Zafy Albert, un homme de principe et de conviction

C’est un vendredi 13 qu’il nous a quittés, la veille du 14 octobre, date de proclamation de la première République en 1958. Le professeur Zafy Albert a vécu comme beaucoup de Malgaches de sa génération avec enthousiasme cet événement  qui l’amènera certainement par la suite à s’engager activement  dans la politique.

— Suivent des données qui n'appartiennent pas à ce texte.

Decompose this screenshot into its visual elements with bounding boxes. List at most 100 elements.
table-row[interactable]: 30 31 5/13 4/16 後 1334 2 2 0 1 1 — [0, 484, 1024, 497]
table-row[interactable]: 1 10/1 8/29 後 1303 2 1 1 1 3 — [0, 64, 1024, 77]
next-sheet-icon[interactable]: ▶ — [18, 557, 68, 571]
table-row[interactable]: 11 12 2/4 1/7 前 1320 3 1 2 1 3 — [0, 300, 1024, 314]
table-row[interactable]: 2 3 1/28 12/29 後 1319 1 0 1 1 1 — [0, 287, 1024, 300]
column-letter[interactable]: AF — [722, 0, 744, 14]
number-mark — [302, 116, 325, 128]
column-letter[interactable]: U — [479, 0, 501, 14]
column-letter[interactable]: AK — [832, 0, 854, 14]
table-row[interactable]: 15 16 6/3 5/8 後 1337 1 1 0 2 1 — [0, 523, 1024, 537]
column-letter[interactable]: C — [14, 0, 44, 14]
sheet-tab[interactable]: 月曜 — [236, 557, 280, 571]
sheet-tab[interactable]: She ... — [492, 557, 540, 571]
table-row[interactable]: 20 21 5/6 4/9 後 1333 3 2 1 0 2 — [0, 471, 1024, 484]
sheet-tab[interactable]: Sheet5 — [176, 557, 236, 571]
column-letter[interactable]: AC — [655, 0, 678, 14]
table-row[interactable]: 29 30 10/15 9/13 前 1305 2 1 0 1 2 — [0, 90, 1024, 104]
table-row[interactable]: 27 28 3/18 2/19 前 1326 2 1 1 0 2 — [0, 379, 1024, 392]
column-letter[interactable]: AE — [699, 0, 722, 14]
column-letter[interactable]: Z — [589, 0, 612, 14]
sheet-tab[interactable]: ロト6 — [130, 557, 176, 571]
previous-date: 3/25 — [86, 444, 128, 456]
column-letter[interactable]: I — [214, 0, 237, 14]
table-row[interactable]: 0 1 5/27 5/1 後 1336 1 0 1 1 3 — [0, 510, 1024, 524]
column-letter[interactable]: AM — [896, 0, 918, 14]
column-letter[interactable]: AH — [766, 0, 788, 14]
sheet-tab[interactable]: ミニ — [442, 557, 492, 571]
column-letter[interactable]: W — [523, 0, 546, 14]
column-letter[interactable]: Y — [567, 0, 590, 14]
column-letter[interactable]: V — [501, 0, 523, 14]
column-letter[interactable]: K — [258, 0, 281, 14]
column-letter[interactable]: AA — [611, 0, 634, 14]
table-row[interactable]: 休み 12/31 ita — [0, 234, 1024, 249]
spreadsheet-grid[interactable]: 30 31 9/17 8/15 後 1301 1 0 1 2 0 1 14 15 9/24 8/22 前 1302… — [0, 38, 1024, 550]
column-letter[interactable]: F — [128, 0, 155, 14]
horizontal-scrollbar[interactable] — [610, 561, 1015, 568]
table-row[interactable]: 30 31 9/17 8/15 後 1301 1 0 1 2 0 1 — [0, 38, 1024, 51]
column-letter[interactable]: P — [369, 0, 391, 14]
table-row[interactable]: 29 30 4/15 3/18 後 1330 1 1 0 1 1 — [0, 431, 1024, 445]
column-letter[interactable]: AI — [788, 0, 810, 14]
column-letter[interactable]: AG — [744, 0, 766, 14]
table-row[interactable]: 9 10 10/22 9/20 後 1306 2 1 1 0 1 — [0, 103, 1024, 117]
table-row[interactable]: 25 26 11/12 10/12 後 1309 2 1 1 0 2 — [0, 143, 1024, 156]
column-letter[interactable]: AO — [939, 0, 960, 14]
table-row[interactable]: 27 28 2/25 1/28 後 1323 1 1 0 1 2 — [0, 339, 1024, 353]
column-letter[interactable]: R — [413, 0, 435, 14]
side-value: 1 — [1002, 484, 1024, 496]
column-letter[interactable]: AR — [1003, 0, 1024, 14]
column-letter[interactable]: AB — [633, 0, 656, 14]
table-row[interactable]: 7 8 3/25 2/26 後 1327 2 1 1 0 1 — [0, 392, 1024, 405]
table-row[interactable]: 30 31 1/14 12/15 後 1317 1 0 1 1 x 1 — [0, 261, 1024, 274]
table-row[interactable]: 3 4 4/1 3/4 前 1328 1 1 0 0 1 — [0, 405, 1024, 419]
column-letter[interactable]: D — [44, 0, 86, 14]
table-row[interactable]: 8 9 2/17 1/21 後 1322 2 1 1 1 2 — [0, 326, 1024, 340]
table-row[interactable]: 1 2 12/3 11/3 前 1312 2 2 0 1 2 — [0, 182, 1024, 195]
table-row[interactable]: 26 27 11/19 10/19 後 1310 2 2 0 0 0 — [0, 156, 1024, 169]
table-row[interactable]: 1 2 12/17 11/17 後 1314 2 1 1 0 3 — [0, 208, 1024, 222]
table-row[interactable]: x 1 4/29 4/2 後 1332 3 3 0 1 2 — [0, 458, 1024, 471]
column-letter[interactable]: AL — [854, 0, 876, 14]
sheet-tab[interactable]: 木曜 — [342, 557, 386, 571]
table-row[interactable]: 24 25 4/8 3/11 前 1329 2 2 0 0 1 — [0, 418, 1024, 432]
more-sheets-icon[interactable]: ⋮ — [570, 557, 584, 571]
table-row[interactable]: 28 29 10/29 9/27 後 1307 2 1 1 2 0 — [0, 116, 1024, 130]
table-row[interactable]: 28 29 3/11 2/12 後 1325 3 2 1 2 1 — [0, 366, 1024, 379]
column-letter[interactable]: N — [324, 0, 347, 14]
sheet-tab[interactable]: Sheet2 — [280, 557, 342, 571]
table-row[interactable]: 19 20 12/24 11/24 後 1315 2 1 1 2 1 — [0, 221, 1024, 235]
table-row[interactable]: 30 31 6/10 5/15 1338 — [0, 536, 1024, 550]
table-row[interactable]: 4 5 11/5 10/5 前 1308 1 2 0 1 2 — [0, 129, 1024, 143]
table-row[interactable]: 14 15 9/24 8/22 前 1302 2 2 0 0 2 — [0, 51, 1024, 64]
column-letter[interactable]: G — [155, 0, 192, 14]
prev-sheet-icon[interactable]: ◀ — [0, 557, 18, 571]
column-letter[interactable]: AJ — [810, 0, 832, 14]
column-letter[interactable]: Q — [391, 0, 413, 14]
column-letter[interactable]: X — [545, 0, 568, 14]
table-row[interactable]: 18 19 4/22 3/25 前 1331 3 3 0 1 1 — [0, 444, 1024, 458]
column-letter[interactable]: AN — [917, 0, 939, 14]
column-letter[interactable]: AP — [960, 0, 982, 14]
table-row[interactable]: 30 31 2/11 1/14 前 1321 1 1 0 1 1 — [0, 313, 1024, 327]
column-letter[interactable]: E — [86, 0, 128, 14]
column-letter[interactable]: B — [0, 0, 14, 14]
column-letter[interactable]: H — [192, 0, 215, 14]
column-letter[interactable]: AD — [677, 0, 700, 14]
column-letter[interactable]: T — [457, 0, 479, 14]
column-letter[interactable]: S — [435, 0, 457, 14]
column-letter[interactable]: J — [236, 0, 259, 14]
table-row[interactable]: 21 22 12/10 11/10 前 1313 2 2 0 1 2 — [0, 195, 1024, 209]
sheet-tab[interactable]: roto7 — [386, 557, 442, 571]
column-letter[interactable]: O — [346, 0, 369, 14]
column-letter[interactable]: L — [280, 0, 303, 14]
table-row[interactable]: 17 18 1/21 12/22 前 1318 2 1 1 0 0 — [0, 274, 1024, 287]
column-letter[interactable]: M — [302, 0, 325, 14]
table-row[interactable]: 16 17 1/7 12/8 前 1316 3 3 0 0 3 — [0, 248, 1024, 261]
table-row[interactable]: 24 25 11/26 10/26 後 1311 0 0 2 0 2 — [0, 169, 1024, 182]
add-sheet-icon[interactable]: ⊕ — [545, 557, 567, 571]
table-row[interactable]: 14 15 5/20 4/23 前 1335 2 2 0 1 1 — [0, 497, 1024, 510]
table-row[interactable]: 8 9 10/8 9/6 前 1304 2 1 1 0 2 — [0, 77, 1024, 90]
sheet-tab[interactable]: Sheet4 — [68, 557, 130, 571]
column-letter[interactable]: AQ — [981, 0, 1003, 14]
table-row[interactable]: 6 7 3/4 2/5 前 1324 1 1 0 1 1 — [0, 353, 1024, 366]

Celui qu’on appelle le père de la troisième République n’a jamais accepté les compromissions et a, à cause de cela, été victime des manœuvres qui ont amené à sa destitution.

Zafy Albert, un homme de principe et de conviction

L’histoire retiendra la droiture et le  sens de l’Etat du professeur Zafy Albert. C’est cet état d’esprit qui l’a amené à  s’engager activement en politique durant la période socialiste. Il n’a cependant pas pu se défaire de la chape de plomb que faisait régner le régime Ratsiraka sur la vie politique malgache. Il n’a jamais caché son aversion à ces pratiques. Et quand les manifestations populaires ont commencé en 1991, il a tout de suite rejoint le mouvement. C’est tout à fait normalement qu’il en est devenu le leader. Nommé candidat des forces vives face à Didier Ratsiraka lors de l’élection présidentielle de 1992, il fut élu assez largement face à son adversaire. Un référendum fut organisé dans la foulée pour valider la Constitution de la troisième République. Il fut un homme de principes, peu enclin à entrer dans les combines politiques qui eurent cours dans la classe politique et qui eurent raison de son intransigeance. Destitué par une sorte de coup d’Etat parlementaire, il a préféré se retirer sans faire de coup d’éclat. Lorsqu’il s’est représenté 1996 à l’élection à la magistrature suprême face à Didier Ratsiraka, il fut battu. Mais beaucoup d’observateurs ont noté de nombreuses anomalies dans le scrutin. Il n’a, comme à son habitude, émis aucune protestation et s’est retiré sans faire d’esclandre. Bien que retiré de la vie politique active, il n’a jamais cessé de dire ce qu’il pensait de la conduite des affaires nationales par ses successeurs. Il est toujours resté fidèle à ses opinions,  militant pour la mise en place d’un véritable fédéralisme à Madagascar. Il a toujours affirmé que le pays avait besoin de l’instauration d’une réconciliation nationale. C’est une grande figure de la politique malgache qui nous a quittés et qui laisse un grand vide.